Mujeres

9 Mar

El colega de Carlos Marx, aquel detrás de un gran hombre como dicen que hacen las buenas mujeres, Federico Engels, explicó que la esclavitud femenina surgió cuando el hombre concibió la propiedad privada de la tierra y el ansia de perpetuarla como herencia de sus descendientes. A veces los delirios del futuro se revelan como monstruos. El ensayo del filántropo alemán no aclaraba, sin embargo, en qué momento aparecieron las notarías, los impuestos y toda esa cadena de penurias, sudor y lágrimas que los hombres padecían para legar los bienes a sus herederos, en muchos casos señoritos canallas que derrochaban ese capital en apuestas de carreras de cabras y estriptís de ovejas, aficiones durante el neolítico en el Creciente Fértil, donde todos iban medio desnudos y aún nadie había inventado las pamelas para acudir a los hipódromos según las reglas de la buena sociedad. Fueron épocas muy duras. Sólo había un sofá por el que todos los imperios de Persia guerrearon durante siglos y, además, la especie estuvo a punto de extinguirse a causa de las frecuentes fugas de varones con las ovejas estríper de aquellos lujuriosos espectáculos nocturnos. Alguien tenía que tener la culpa de todas esas desgracias, unidas a la escasez de cubitos de hielo y palomitas de maíz. Un escriba, del que no sabemos su nombre, pero muy aficionado a los hongos que proliferaban cerca de los ríos Tigris y Eúfrates, en plena subida psicodélica y obnubilado, no sólo por la poca gracia con que su mujer elaboraba la repostería, sino por la presencia constante en casa de su suegra, escribió aquello de Adán, Eva y su señora madre a quien, en primera versión, describió como una koala que le entregaba pésimos kiwis y recetas a su hija, hasta que un dios, harto de aquellos sinsabores, las convirtió en rulo de showarma. En una revisión, dado que Australia no había sido descubierta, el relato fue reescrito con serpiente y manzana. A partir de entonces, la mujer representó el mal y fue acusada de cualquier desdicha.

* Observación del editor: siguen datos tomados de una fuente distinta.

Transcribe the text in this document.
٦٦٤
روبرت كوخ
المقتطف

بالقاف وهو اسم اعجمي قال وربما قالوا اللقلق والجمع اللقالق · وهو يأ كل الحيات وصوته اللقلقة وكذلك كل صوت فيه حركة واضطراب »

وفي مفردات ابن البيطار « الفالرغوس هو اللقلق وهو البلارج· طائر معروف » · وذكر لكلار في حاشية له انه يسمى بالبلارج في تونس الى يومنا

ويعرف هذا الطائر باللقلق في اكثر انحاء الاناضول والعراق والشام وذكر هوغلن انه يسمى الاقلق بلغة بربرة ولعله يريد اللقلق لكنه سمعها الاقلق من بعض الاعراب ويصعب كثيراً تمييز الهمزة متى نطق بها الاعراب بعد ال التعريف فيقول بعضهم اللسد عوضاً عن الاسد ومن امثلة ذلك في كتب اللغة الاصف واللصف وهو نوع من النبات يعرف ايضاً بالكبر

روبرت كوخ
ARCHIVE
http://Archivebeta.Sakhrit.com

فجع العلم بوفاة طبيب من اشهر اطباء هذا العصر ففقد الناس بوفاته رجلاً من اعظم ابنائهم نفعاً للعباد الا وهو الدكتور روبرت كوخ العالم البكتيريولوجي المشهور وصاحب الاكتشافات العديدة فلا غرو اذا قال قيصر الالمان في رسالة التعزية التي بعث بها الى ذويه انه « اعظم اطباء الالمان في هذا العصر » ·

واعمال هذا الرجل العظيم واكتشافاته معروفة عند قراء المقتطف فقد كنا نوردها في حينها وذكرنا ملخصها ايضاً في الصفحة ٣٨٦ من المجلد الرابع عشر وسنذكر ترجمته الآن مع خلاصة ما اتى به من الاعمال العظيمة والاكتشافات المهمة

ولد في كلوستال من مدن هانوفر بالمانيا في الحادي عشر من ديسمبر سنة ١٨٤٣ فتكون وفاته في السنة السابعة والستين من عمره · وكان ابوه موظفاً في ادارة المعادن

La Historia sólo recoge episodios de féminas que se dedicaron a actividades diferentes de las habituales en las señoras de la casa. Salomé la bailarina, por ejemplo, se empeñó en pedir la cabeza de Juan el Bautista a pesar de que le ofrecieron a cambio un doble de hamburguesa con patatas y refresco, o una manitas de cerdo a la riojana si le apetecía más algo de casquería. La chica ha quedado ante el imaginario colectivo como una mala mujer, expresión considerada redundante durante milenios, mientras que aquel Herodes, monarca babeante, con el cerebro colapsado por una subida de semen y testosterona, amparo de aquella injusticia, apenas es recordado sino como nota a pie de página. Lou Andreas Salomé, aunque ya en el siglo XIX no se estilara lo del intercambio de miembros amputados por bailes como intentó Jack el Destripador, desplegó una insólita libertad sexual que la llevó a ser amante de Rilke, Nietzsche, Rodin, el kaiser Guillermo II y el zar de Rusia. Los tres artistas quedaron convertidos en almas penantes a causa de esa recurrente peregrinación que Lou realizaba entre un poder y una inteligencia que la reveló como superior en poder e inteligencia a sus acólitos, aunque ellos sean los famosos en este teatro masculino del mundo. Lou Andreas y su actual trasunto, esto es, Corinna zu Sayn-Wittgenstein representan ese perfil hedonista que decide asentarse en una zona de confort real. No pueden ser malas mujeres cuando, incluso, reciben regalos en modo de millones de euros y ni siquiera saben por qué alguien se los entregó. Como caso contrario al de aquella pésima repostera que motivó el relato del escriba, quizás Corinna sea virtuosa en el uso de los huevos, la leche y el azúcar. Si no se aclara el origen de ese dinero, una historia de faldas puede revivir aquel episodio de la Salomé que consiguió la caída de un Juan, y hasta un Felipe si hubiera querido, por sólo dos meneos de cintura. Delirios de futuro y grandeza que, en efecto, generan monstruos y servidumbres.